Bazbaz Development’s plan for a 48-story tower in Wynwood, the area’s tallest ever planned building, struck out in front of a Miami review board.
The Wynwood Design Review Committee voted against the proposal after a roughly two-hour discussion this week. The committee’s vote isn’t final but merely a recommendation.
Sonny Bazbaz’s eponymously named firm wants to build the 544-unit apartment building on a 1.5-acre assemblage at 2110, 2118 and 2134 North Miami Avenue, as well as 2101, 2129 and 2135 Northwest Miami Court in Miami.
The Live Local Act, a state legislation approved last year and tweaked this year, allows developers wiggle room on site and neighborhood zoning restrictions as long as at least 40 percent of the units are designated as affordable or workforce housing for tenants earning no more than 120 percent of the area median income. These apartments have to stay at below-market rents for at least 30 years.
Bazbaz’s project marks the first Live Local Act proposal for Wynwood to go in front of the design review committee for a vote. Wynwood buildings are limited to 12 stories, a threshold reached after a yearslong effort to hammer out the neighborhood’s zoning code in a way that preserves the former warehouse district’s character.
But Bazbaz’s project isn’t the only Wynwood proposal under the state affordable housing legislation. In total, six Live Local Act projects have been filed for Wynwood, according to city staff members.
That’s why review committee members said during their meeting that their vote on Bazbaz’s project essentially sets a precedent for future proposed Live Local Act projects in Wynwood, and ultimately for the neighborhood’s changing character.
Under Live Local, the committee’s hands are tied on the project’s height and size in general. But members took issue with various aspects of the tower’s design and its scale just on the first few levels, including of the garage podium.
After several committee members commented on the tower’s “efficient” design, committee member Shamim Ahmadzadegan chimed in.
“I want to call it efficient as a euphemism for too simplistic. It’s a box on top of a slender box. We feel like it’s probably overly simplistic. I might use the term unremarkable,” he said at the meeting on Tuesday. “Wynwood is never simplistic and unremarkable.”
Committee member Amanda Hertzler echoed her colleagues on the dais in saying that the tower is “beautiful,” but the design doesn’t fit in Wynwood.
“It’s a glass tower. It does not represent the authenticity of Wynwood architecture. This is not a Wynwood project,” she said. “When you look at the massing of the project, it does not fit within the scale of what we have expected from architects and designers coming in front of the board.”

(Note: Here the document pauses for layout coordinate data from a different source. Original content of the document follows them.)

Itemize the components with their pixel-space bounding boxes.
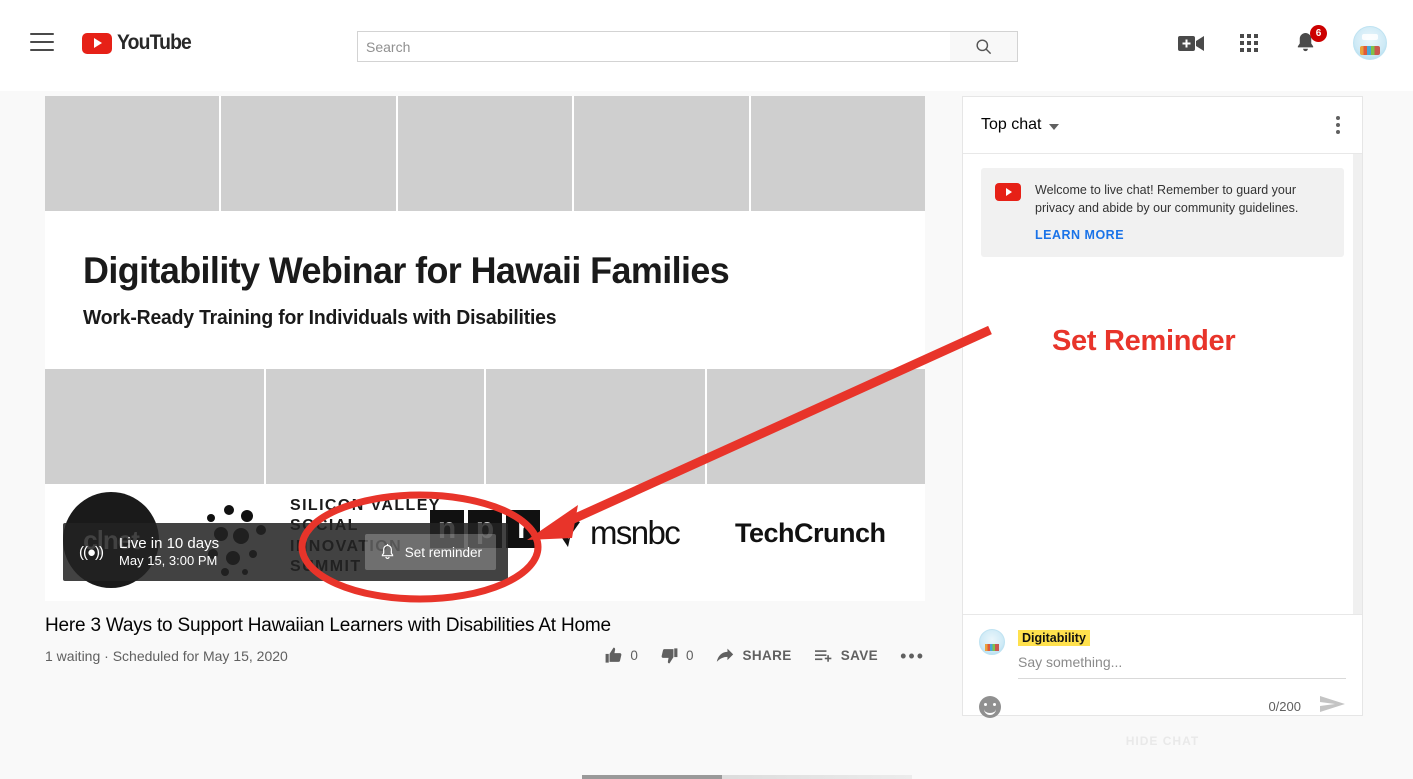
msnbc-logo-text: msnbc bbox=[590, 514, 681, 551]
chat-menu-button[interactable] bbox=[1330, 110, 1346, 140]
share-arrow-icon bbox=[717, 648, 734, 662]
techcrunch-logo: TechCrunch bbox=[735, 518, 886, 548]
video-column: Digitability Webinar for Hawaii Families… bbox=[45, 96, 925, 665]
avatar bbox=[1353, 26, 1387, 60]
send-arrow-icon bbox=[1320, 696, 1345, 712]
chat-input-row: Digitability bbox=[979, 629, 1346, 679]
live-countdown-bar: ((●)) Live in 10 days May 15, 3:00 PM Se… bbox=[63, 523, 508, 581]
npr-letter-r: r bbox=[506, 510, 540, 548]
like-button[interactable]: 0 bbox=[604, 646, 638, 665]
banner-photo-strip-bottom bbox=[45, 369, 925, 484]
share-label: SHARE bbox=[742, 648, 792, 663]
video-meta-row: 1 waiting · Scheduled for May 15, 2020 0 bbox=[45, 646, 925, 665]
banner-title: Digitability Webinar for Hawaii Families bbox=[83, 250, 730, 292]
save-playlist-icon bbox=[814, 649, 832, 662]
chat-mode-label: Top chat bbox=[981, 116, 1042, 133]
msnbc-logo: msnbc bbox=[550, 514, 681, 552]
youtube-logo[interactable]: YouTube bbox=[82, 31, 197, 55]
chat-mode-dropdown[interactable]: Top chat bbox=[981, 116, 1060, 134]
progress-bar-filled bbox=[582, 775, 722, 779]
save-label: SAVE bbox=[840, 648, 879, 663]
youtube-logo-text: YouTube bbox=[117, 31, 192, 54]
learn-more-link[interactable]: LEARN MORE bbox=[1035, 228, 1124, 242]
chat-input-controls: 0/200 bbox=[979, 693, 1346, 720]
chat-message-input[interactable] bbox=[1018, 654, 1346, 679]
hamburger-menu-icon[interactable] bbox=[30, 33, 54, 51]
nbc-peacock-icon bbox=[552, 520, 580, 547]
banner-subtitle: Work-Ready Training for Individuals with… bbox=[83, 306, 557, 329]
emoji-face-icon[interactable] bbox=[979, 695, 1001, 718]
more-actions-button[interactable]: ••• bbox=[900, 647, 925, 665]
dislike-count: 0 bbox=[685, 648, 694, 663]
chat-send-group: 0/200 bbox=[1268, 693, 1346, 720]
page-content: Digitability Webinar for Hawaii Families… bbox=[0, 91, 1413, 779]
search-input[interactable] bbox=[366, 38, 950, 55]
account-avatar-button[interactable] bbox=[1353, 26, 1387, 60]
svs-line-1: SILICON VALLEY bbox=[290, 497, 441, 514]
live-text: Live in 10 days May 15, 3:00 PM bbox=[119, 535, 219, 570]
youtube-play-icon bbox=[82, 32, 112, 54]
thumbs-up-icon bbox=[606, 647, 622, 663]
create-video-button[interactable] bbox=[1178, 34, 1204, 53]
live-schedule-time: May 15, 3:00 PM bbox=[119, 553, 218, 569]
search-box[interactable] bbox=[357, 31, 951, 62]
live-countdown-label: Live in 10 days bbox=[119, 534, 220, 552]
annotation-label: Set Reminder bbox=[1052, 325, 1236, 357]
apps-grid-icon bbox=[1240, 34, 1258, 52]
notifications-button[interactable]: 6 bbox=[1294, 24, 1327, 56]
chat-welcome-card: Welcome to live chat! Remember to guard … bbox=[981, 168, 1344, 258]
chat-messages-area: Welcome to live chat! Remember to guard … bbox=[963, 154, 1362, 614]
set-reminder-button[interactable]: Set reminder bbox=[364, 534, 496, 570]
progress-bar-track bbox=[722, 775, 912, 779]
video-meta: Here 3 Ways to Support Hawaiian Learners… bbox=[45, 601, 925, 665]
video-subtext: 1 waiting · Scheduled for May 15, 2020 bbox=[45, 647, 288, 664]
thumbs-down-icon bbox=[661, 648, 678, 664]
chat-username: Digitability bbox=[1018, 630, 1090, 646]
like-count: 0 bbox=[630, 648, 638, 663]
banner-photo-strip-top bbox=[45, 96, 925, 211]
video-title: Here 3 Ways to Support Hawaiian Learners… bbox=[45, 615, 611, 636]
chat-scrollbar[interactable] bbox=[1353, 154, 1362, 614]
search-icon bbox=[976, 39, 992, 55]
dislike-button[interactable]: 0 bbox=[660, 646, 694, 665]
chat-welcome-text: Welcome to live chat! Remember to guard … bbox=[1035, 183, 1299, 216]
video-camera-plus-icon bbox=[1178, 35, 1204, 51]
save-button[interactable]: SAVE bbox=[814, 647, 878, 665]
search-button[interactable] bbox=[950, 31, 1018, 62]
chat-char-counter: 0/200 bbox=[1268, 699, 1301, 714]
video-actions: 0 0 SHARE SAVE ••• bbox=[604, 646, 925, 665]
notification-badge: 6 bbox=[1310, 24, 1327, 42]
send-message-button[interactable] bbox=[1319, 693, 1346, 720]
top-bar-icons: 6 bbox=[1178, 24, 1387, 60]
video-player[interactable]: Digitability Webinar for Hawaii Families… bbox=[45, 96, 925, 601]
bell-icon bbox=[381, 543, 393, 559]
chat-user-avatar bbox=[979, 629, 1005, 655]
hide-chat-button[interactable]: HIDE CHAT bbox=[979, 734, 1346, 748]
chat-input-area: Digitability 0/200 HIDE CHAT bbox=[963, 614, 1362, 748]
apps-button[interactable] bbox=[1240, 34, 1258, 52]
live-broadcast-icon: ((●)) bbox=[79, 543, 104, 561]
banner-title-block: Digitability Webinar for Hawaii Families… bbox=[45, 211, 925, 369]
live-chat-panel: Top chat Welcome to live chat! Remember … bbox=[962, 96, 1363, 748]
share-button[interactable]: SHARE bbox=[715, 647, 791, 665]
chat-fields: Digitability bbox=[1018, 629, 1346, 679]
set-reminder-label: Set reminder bbox=[404, 544, 482, 560]
chat-header: Top chat bbox=[963, 97, 1362, 154]
chevron-down-icon bbox=[1049, 123, 1060, 130]
youtube-play-icon bbox=[995, 183, 1021, 201]
top-navigation-bar: YouTube 6 bbox=[0, 0, 1413, 91]
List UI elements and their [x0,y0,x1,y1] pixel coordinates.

Among the concerns committee members raised: The ground-floor retail space is encased in glass, which is contrary to Wynwood’s creative façades, traditionally adorned with murals, that attract pedestrians. A pedestrian paseo is devoid of retail, art or anything else that could activate it. Also, some on the board called for a redesign of bristle-like spires jutting out from the tower’s rooftop.
Much of the discussion focused on the garage, which would be screened with artwork by American contemporary artist Bisco Smith. Committee members took issue with the art’s black and white color scheme and the artwork being uniform on all sides of the building.
“It’s like a one-note symphony. It’s hard to keep people’s interest if you are playing the same note over and over again,” committee member Marc Coleman said, adding that much of the art on Wynwood’s buildings has had a gray palette. “This is Wynwood and it’s the place to take risks. I would like to see more variety, more color introduced.”
Architect Raymond Fort of Arquitectonica, the project’s designer, countered some of the comments by pointing out that a portion of the garage mural drips down to create columns along the street-level retail, giving it variety from the glass-encased storefronts.
“The dynamic aspects of those columns when you experience them at ground level will be lost on people,” Coleman responded. “I strongly encourage you to put some art on the ground floor. That’s what created Wynwood.”
Committee member Jordan Trachtenberg argued that it’s difficult for him to vote on the project prior to a workshop. Such a workshop among architects and planners would address whether Live Local threatens to turn Wynwood into an extension of the nearby areas of Midtown Miami and Edgewater, both home to high-rises. The workshop also would allow planners to unite Wynwood’s mid-rise look and design standards with the Live Local Act.
“There has to be kind of a middle ground to make this work,” he said.
The project essentially marks the end of “Wynwood 2.0,” or the neighborhood’s current development regulations, and the start of “Edgewater West,” Trachtenberg said.
Bazbaz’s representatives declined the option to withdraw their application and chose to continue through the process with the Wynwood Design Review Committee’s recommendation of denial. Next, the project heads to the Urban Development Review Committee, which also only has power to recommend but not to make a final decision.
Ultimately, city planning staff make the final decision, taking into account the committees’ recommendations and working with the developer to tweak the tower’s design based on those recommendations.